CPN Cudis
- Founded: 2004 in Bury, Greater Manchester, England
- Founder: Toni Hankins
- Headquarters: Bury, England
- Area served: Worldwide
- Products: Consumer Units, Distribution Boards
- Services: Electrical Component Supplier
- Number of employees: 25
- Website: http://www.cudis.co.uk

= CPN Cudis =

CPN Cudis is a British provider of electrical circuit protection components, such as distribution boards and consumer units. The business was founded in 2004.

The company's headquarters is in Bury, Greater Manchester, and employs approximately 20 staff.

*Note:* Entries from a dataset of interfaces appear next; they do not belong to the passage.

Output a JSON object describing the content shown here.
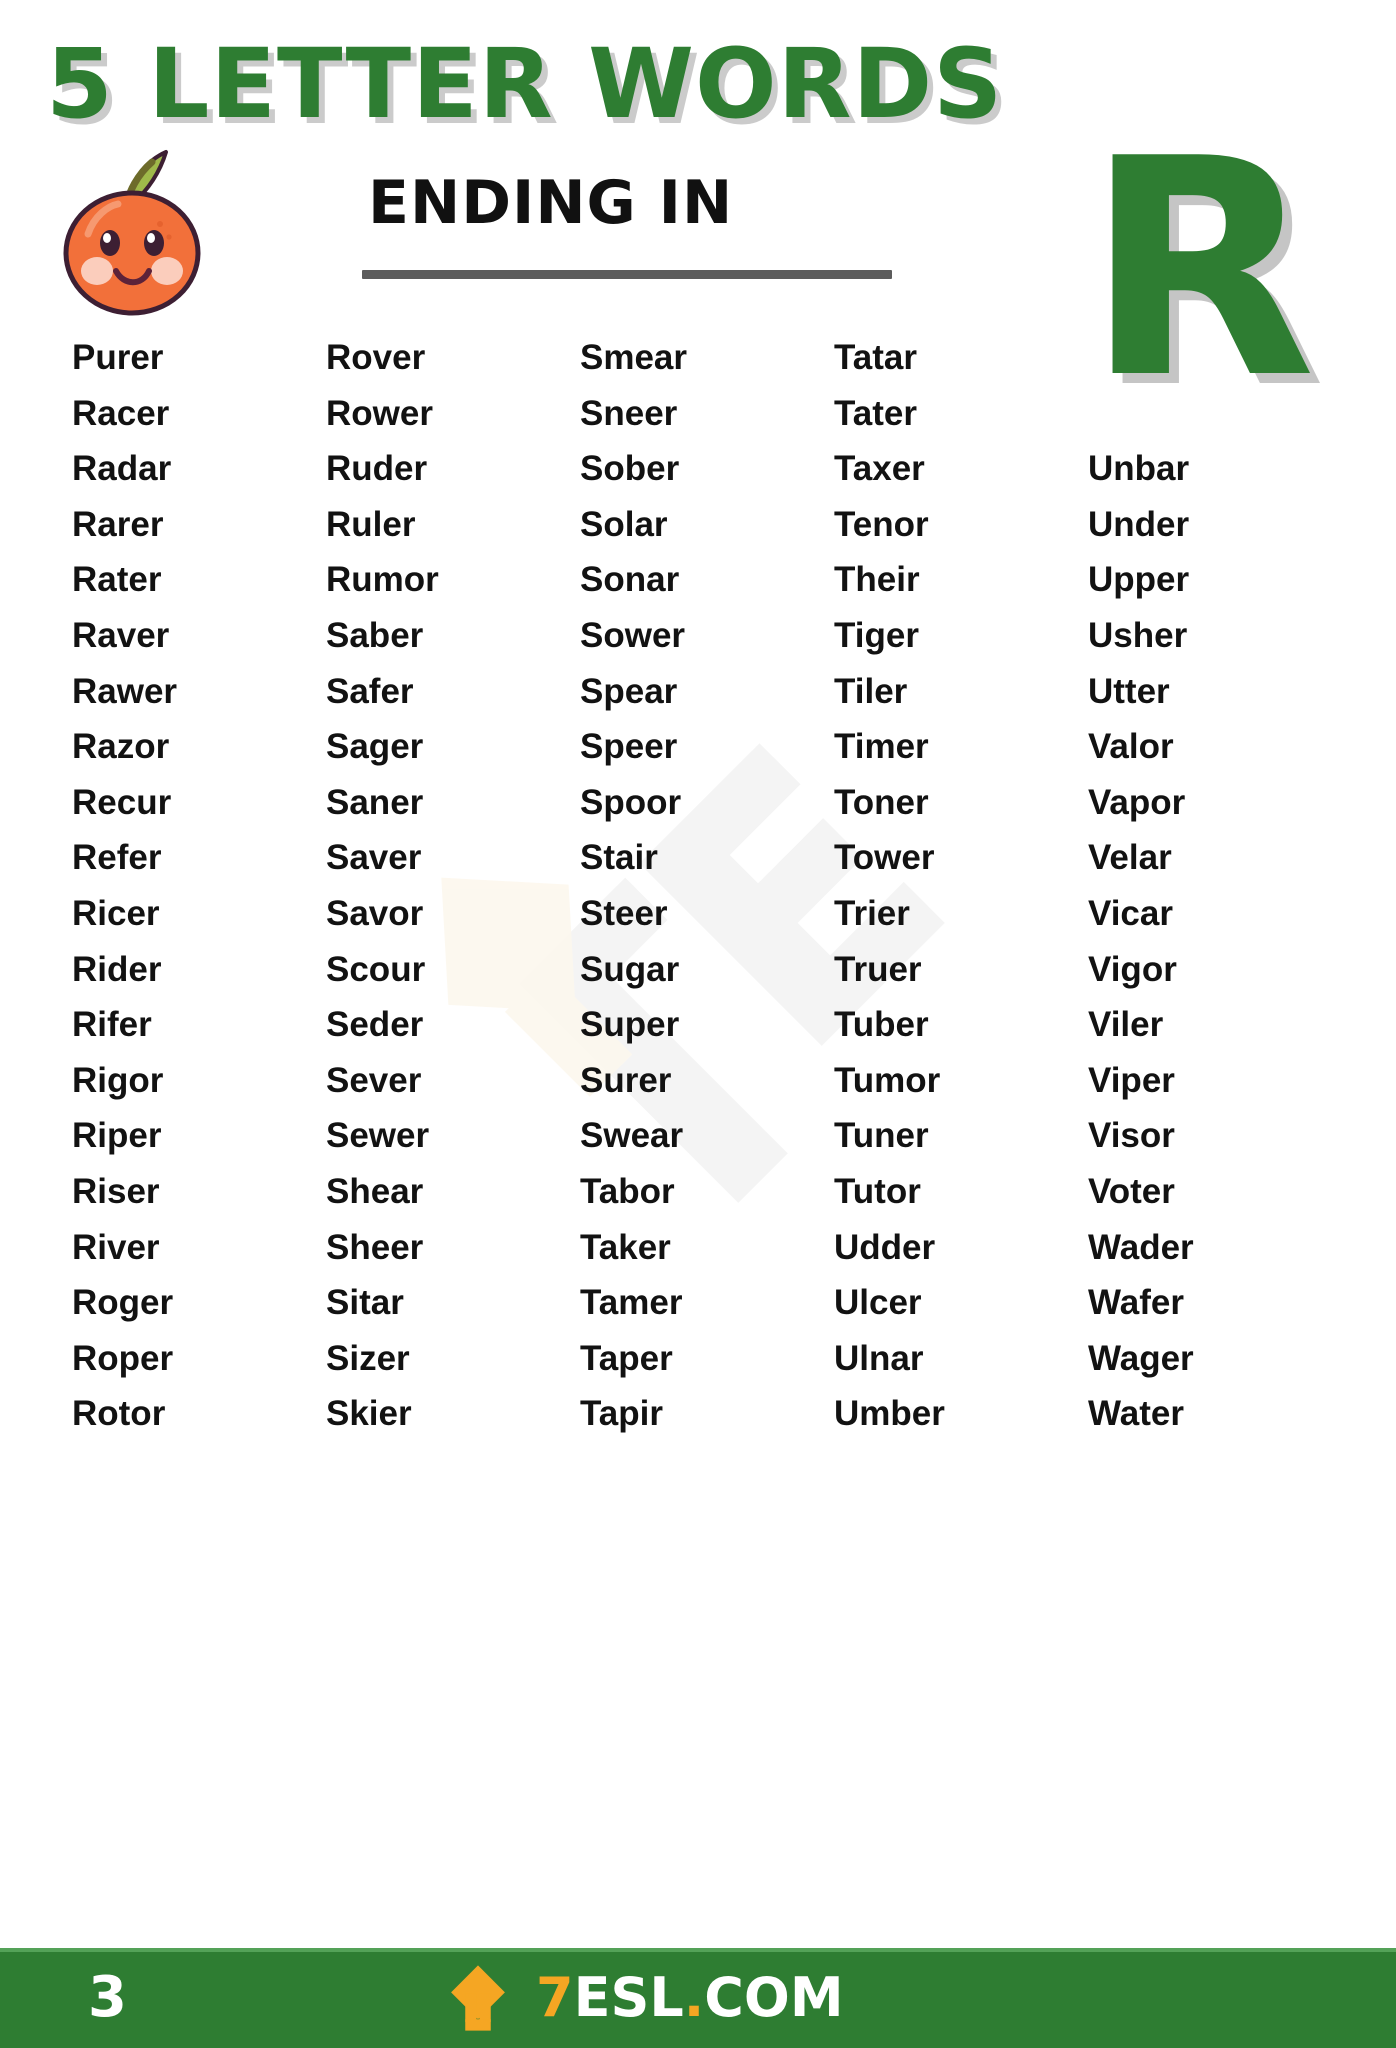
{
  "header": {
    "title": "5 LETTER WORDS",
    "subtitle": "ENDING IN",
    "letter": "R"
  },
  "colors": {
    "brand_green": "#2e7d32",
    "accent_orange": "#f5a623",
    "text_dark": "#121212",
    "fruit_orange": "#f2703a",
    "rule_gray": "#5c5c5c"
  },
  "icons": {
    "mascot": "orange-fruit-face-icon",
    "watermark": "7esl-watermark-icon",
    "brand_mark": "7esl-diamond-logo-icon"
  },
  "words": {
    "columns": [
      [
        "Purer",
        "Racer",
        "Radar",
        "Rarer",
        "Rater",
        "Raver",
        "Rawer",
        "Razor",
        "Recur",
        "Refer",
        "Ricer",
        "Rider",
        "Rifer",
        "Rigor",
        "Riper",
        "Riser",
        "River",
        "Roger",
        "Roper",
        "Rotor"
      ],
      [
        "Rover",
        "Rower",
        "Ruder",
        "Ruler",
        "Rumor",
        "Saber",
        "Safer",
        "Sager",
        "Saner",
        "Saver",
        "Savor",
        "Scour",
        "Seder",
        "Sever",
        "Sewer",
        "Shear",
        "Sheer",
        "Sitar",
        "Sizer",
        "Skier"
      ],
      [
        "Smear",
        "Sneer",
        "Sober",
        "Solar",
        "Sonar",
        "Sower",
        "Spear",
        "Speer",
        "Spoor",
        "Stair",
        "Steer",
        "Sugar",
        "Super",
        "Surer",
        "Swear",
        "Tabor",
        "Taker",
        "Tamer",
        "Taper",
        "Tapir"
      ],
      [
        "Tatar",
        "Tater",
        "Taxer",
        "Tenor",
        "Their",
        "Tiger",
        "Tiler",
        "Timer",
        "Toner",
        "Tower",
        "Trier",
        "Truer",
        "Tuber",
        "Tumor",
        "Tuner",
        "Tutor",
        "Udder",
        "Ulcer",
        "Ulnar",
        "Umber"
      ],
      [
        "",
        "",
        "Unbar",
        "Under",
        "Upper",
        "Usher",
        "Utter",
        "Valor",
        "Vapor",
        "Velar",
        "Vicar",
        "Vigor",
        "Viler",
        "Viper",
        "Visor",
        "Voter",
        "Wader",
        "Wafer",
        "Wager",
        "Water"
      ]
    ]
  },
  "footer": {
    "page_number": "3",
    "brand_seven": "7",
    "brand_name": "ESL",
    "brand_dot": ".",
    "brand_tld": "COM"
  }
}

CPN Cudis supply customers worldwide, but mainly operate in the UK and Europe. Their range of products includes consumer units, 3-phase distribution boards, surge protection devices, control gears, rotary isolators, auxiliaries, DOL starters and surge protection units.

== 'Lumo' consumer unit ==
In October 2013, CPN Cudis released an LED consumer unit named 'Lumo'. The Lumo is made up of an industry standard certified consumer unit, but with the addition of a strip of LED lamps which are illuminated automatically when the cover of the unit is opened.

The Lumo is activated by a micro-switch and is powered by a standard battery. It is available currently in three sizes up to 22 ways. The unit was designed to solve the problem of having consumer units in darker locations, such as under stairs, and also to help aid those with vision problems, such as the elderly.

The Lumo was 'highly commended' at the 2013 Electrical Industry Awards it was very sadly discontinued in 2023.

== Awards and nominations ==

The Electrical Industry Awards

| Year | Product/Project | Award | Result |
|---|---|---|---|
| 2013 | Lumo Consumer Unit | Innovative Residential / Domestic Product of The Year | 2nd Place / Highly Commended |

'Made in Bury' Business Awards

| Year | Product/Project | Award | Result |
|---|---|---|---|
| 2014 | Lumo Consumer Unit | Best in Class Award - Technology | Shortlisted |

== Sponsorships ==
CPN Cudis and its sister company Rowe Hankins sponsored Bury Football Club for the 2014/2015 season.

CPN Cudis have sponsored Potton United FC since the 2017/2018 season.